BILL WOULD EXPAND VIRTUAL SCHOOL OPTIONS STATEWIDE
(AUSTIN) — Parents would have expanded options to choose virtual instruction for their children under a bill considered in the Senate Education Committee on Thursday. Committee chair and Friendswood Senator Larry Taylor said that while the vast majority of students do better under traditional, in-person instruction, the switch to virtual learning during the pandemic worked better for some students. "For some of our students, they really did well in that environment," said Taylor. "We need to give those students that opportunity to learn in the way that's best for them." His bill, SB 27, would seek to expand the state's existing virtual school program, giving all school districts discretion to open and operate a virtual campus.
While most kids do much better in the classroom, Senator Larry Taylor of Friendswood wants to offer the option of virtual learning to all parents who believe it works better for their children.
When the governor ordered Texas public schools closed in March of 2020 in order to help halt the spread of the COVID-19 pandemic, schools were left scrambling to implement virtual learning programs with almost no lead time. Lots of districts tried different things, and while the results were, at best, mixed, Taylor said the state learned a lot about what works and what doesn't. "We just experienced every district in the state providing some virtual," said Taylor. "Some weren't ready for it, some did an incredible job, and I think we need to continue that…COVID is a terrible experience but we need to learn a few things that were positive from that and take those forward." His bill would try and implement some of those best practices.
The measure would let any school district, institute of higher education or charter school to open and operate a virtual school campus and would allow districts to decide whether to restrict enrollment to local students or students anywhere in Texas. Schools could choose whether to offer full-time or part-time instruction, and programs could serve students at any grade level. For accountability purposes, these virtual campuses would receive the same ratings as a brick-and-mortar school, and would affect the overall accountability rating for the districts. "We want to make sure these students are getting a good, quality education," said Taylor. "This is not some way of sneaking by with a sub-standard education." It would permit both synchronous, or real-time, and asynchronous instruction that students can access on their own schedule, which Taylor said would give families flexibility to chose what works best for their children.

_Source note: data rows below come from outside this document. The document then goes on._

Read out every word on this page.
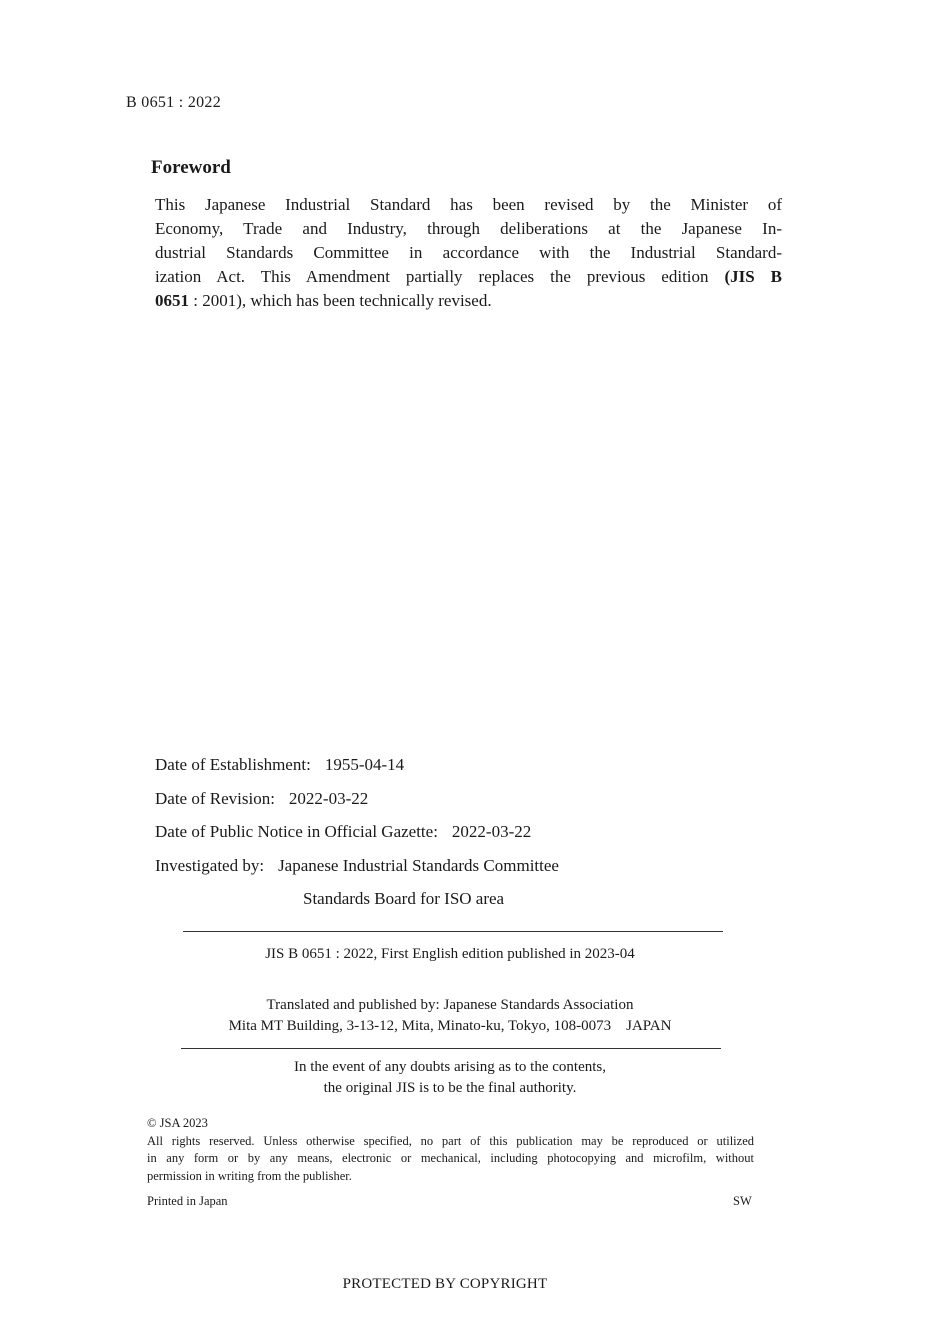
B 0651 : 2022
Foreword
This Japanese Industrial Standard has been revised by the Minister of
Economy, Trade and Industry, through deliberations at the Japanese In-
dustrial Standards Committee in accordance with the Industrial Standard-
ization Act. This Amendment partially replaces the previous edition (JIS B
0651 : 2001), which has been technically revised.
Date of Establishment: 1955-04-14
Date of Revision: 2022-03-22
Date of Public Notice in Official Gazette: 2022-03-22
Investigated by: Japanese Industrial Standards Committee
Standards Board for ISO area
JIS B 0651 : 2022, First English edition published in 2023-04
Translated and published by: Japanese Standards Association
Mita MT Building, 3-13-12, Mita, Minato-ku, Tokyo, 108-0073　JAPAN
In the event of any doubts arising as to the contents,
the original JIS is to be the final authority.
© JSA 2023
All rights reserved. Unless otherwise specified, no part of this publication may be reproduced or utilized
in any form or by any means, electronic or mechanical, including photocopying and microfilm, without
permission in writing from the publisher.
Printed in Japan	SW
PROTECTED BY COPYRIGHT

As far as ensuring students' attention, virtual programs would have to establish an engagement policy that maintains participation and students would have to return to in-person instruction if attention problems persist.
Some members were skeptical of virtual schooling given their experience with their own kids during the pandemic. "My oldest son was finishing high school as this started and it became a joke, really," said Georgetown Senator Charles Schwertner. "The implementation of it for various types of populations of students with special needs, seems to be a pretty big undertaking. Finally, the issue of just the social structure and development socially of children when they are interacting amongst themselves is an important thing." Taylor said that many problems with virtual learning during the pandemic came from what was necessarily a hasty implementation. He compared the virtual education system implemented in the face of an exploding health crises to a battlefield triage tent, whereas the plan envisioned under the bill would be more akin to a hospital. "This is going to be more thought out - people who have worked through the process...this is for kids that are fully engaged who actually do better in this environment than face-to-face," said Taylor. "This is not going to be a continuation of what our so many of our students unfortunately had to face during COVID."
SB 27 remains pending before the committee.
The Senate will reconvene Monday, April 19 at 2 p.m.